I had the pleasure of hearing Ted Hearne’s Katrina Ballads live two and a half times last week: one and a half times in New Haven and again last night in New York. It’s an album-length oratorio, of sorts, which mixes instrumental numbers with vocal settings of primary-source texts taken from the week following Hurricane Katrina.
Music that tries to make a political point rarely convinces me— which is probably my personal failing, since the two seem to have gone together since the dawn of time, or at least the dawn of politics. What makes Katrina Ballads surpass the category of political music is that its politics are almost beside the point; it feels more like a work about understanding than one about propaganda. If Dennis Hastert happens to come off as a cold-hearted lunatic, or George W. Bush as a stuttering blockhead, that’s because they actually did that week. Katrina Ballads has a message, certainly, but it’s given to us with admirable perspective and remarkable selflessness; I never once felt I was being preached to, or emotionally manipulated. (Incidentally, I wonder if the choice of the word “Ballads” has anything to do with Rzewski’s North American Ballads; the last piece of that set, Winnsboro Cotton Mill Blues, is the only other politically-motivated work I can think of that is as successful and affecting.)
Perhaps another reason Katrina Ballads feels so different from other political music is that the music itself is always the first priority. I’ve always known Ted is a good composer, but what I hadn’t known is that he has the ability, chameleon-like, to blend his style into practically any musical genre that suits his purpose, and he makes them all work together as a consistent whole. He sets Barbara Bush’s infamous “This is working very well for them” quote (from an NPR interview—it’s still shocking to hear it) to easy-breezy but harmonically subversive ragtime, Kanye West’s impassioned tirade (from a live NBC telethon) to slowly-building gospel/R&B (though it’s not made explicit until the climactic line “George Bush doesn’t care about black people”), and Anderson Cooper’s blustering anger in high operatic style. Though most of this music is quite accessible, it never sounds cliché or facile. The instrumental writing is beautifully handled, skillfully employing more “new music‑y” tricks (multiphonics, looping pedals, piano-drumming) to serve the greater dramatic purpose.

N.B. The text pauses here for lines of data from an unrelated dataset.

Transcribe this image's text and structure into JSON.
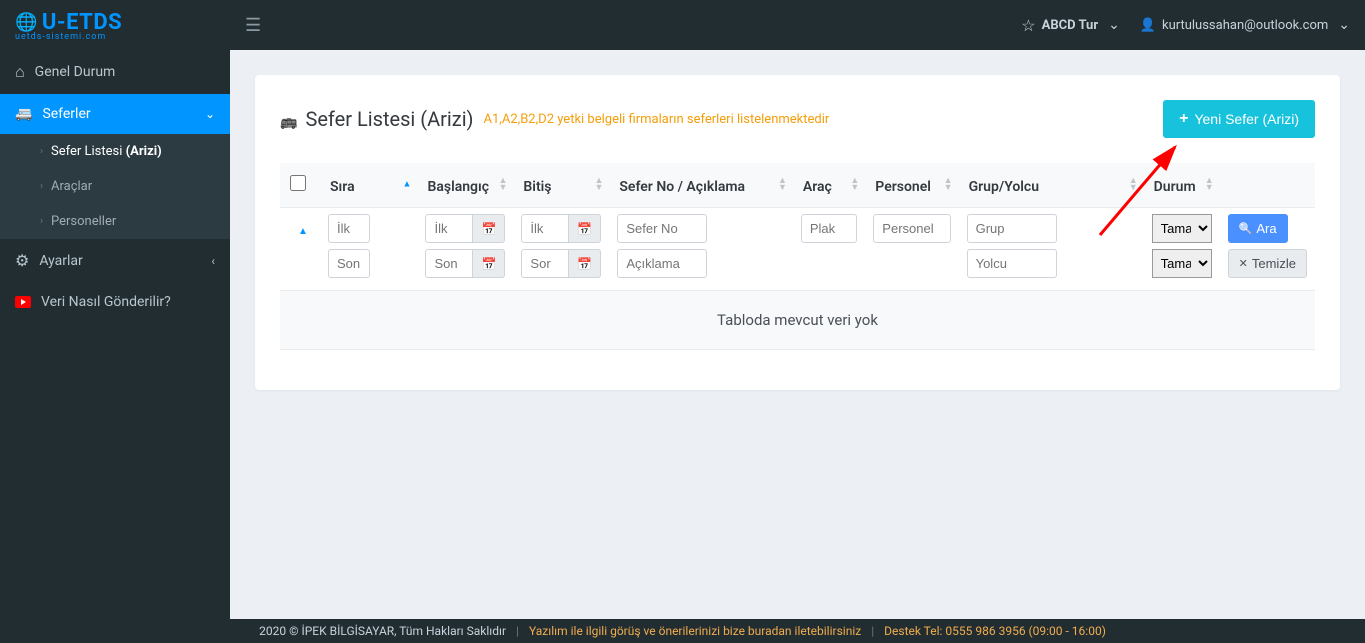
{
  "brand": {
    "name": "U-ETDS",
    "sub": "uetds-sistemi.com"
  },
  "topbar": {
    "company": "ABCD Tur",
    "user": "kurtulussahan@outlook.com"
  },
  "sidebar": {
    "genel": "Genel Durum",
    "seferler": "Seferler",
    "sefer_listesi_pre": "Sefer Listesi ",
    "sefer_listesi_bold": "(Arizi)",
    "araclar": "Araçlar",
    "personeller": "Personeller",
    "ayarlar": "Ayarlar",
    "video": "Veri Nasıl Gönderilir?"
  },
  "page": {
    "title": "Sefer Listesi (Arizi)",
    "subtitle": "A1,A2,B2,D2 yetki belgeli firmaların seferleri listelenmektedir",
    "new_button": "Yeni Sefer (Arizi)"
  },
  "columns": {
    "sira": "Sıra",
    "baslangic": "Başlangıç",
    "bitis": "Bitiş",
    "seferno": "Sefer No / Açıklama",
    "arac": "Araç",
    "personel": "Personel",
    "grup": "Grup/Yolcu",
    "durum": "Durum"
  },
  "filters": {
    "ilk": "İlk",
    "son": "Son",
    "sor": "Sor",
    "seferno": "Sefer No",
    "aciklama": "Açıklama",
    "plaka": "Plak",
    "personel": "Personel",
    "grup": "Grup",
    "yolcu": "Yolcu",
    "durum_sel": "Tamamı",
    "ara": "Ara",
    "temizle": "Temizle"
  },
  "table": {
    "empty": "Tabloda mevcut veri yok"
  },
  "footer": {
    "copyright": "2020 © İPEK BİLGİSAYAR, Tüm Hakları Saklıdır",
    "feedback": "Yazılım ile ilgili görüş ve önerilerinizi bize buradan iletebilirsiniz",
    "support": "Destek Tel: 0555 986 3956 (09:00 - 16:00)"
  }
}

Of course, the piece wouldn’t be such a hit if the performers weren’t so intense and dedicated. Ted’s hand-picked band (including many Manhattan School new-music stalwarts) clearly love the music, and love playing together. The five singers are pitch-perfect, navigating Ted’s difficult passages and stylistic shifts with aplomb. Mezzo Abby Fischer was eerily, smarmily composed as Barbara Bush; soprano Allison Semmes was in turn preternaturally unflappable as Sen. Mary Landrieu, then vulnerable and affecting as flood victim Ashley Nelson. Tenor (maybe countertenor? that stuff was pretty high) Isaiah Robinson really stole the show in the Kanye West movement; the climax of the song was an almost joyful release of angry passion. Ted himself took a break from conducting to deliver the virtuosic “Brownie, you’re doing a heck of a job”, a Nixon-esque disintegration of the president’s comment to former FEMA head Michael Brown. And baritone Anthony Turner, singing the text of another hurricane victim, conveyed utter desolation and despair in “My wife, I can’t find her body”.
I’m pretty much in awe of Ted right now. He’s expended a tremendous amount of time, effort, and money to bring all these people together and perform (and in a couple weeks, record) this huge, difficult piece, which he not only wrote, but also conducts and sings. I think Katrina Ballads has a great future, and I can’t think of anybody better to advocate it than Ted. I hope it makes him famous.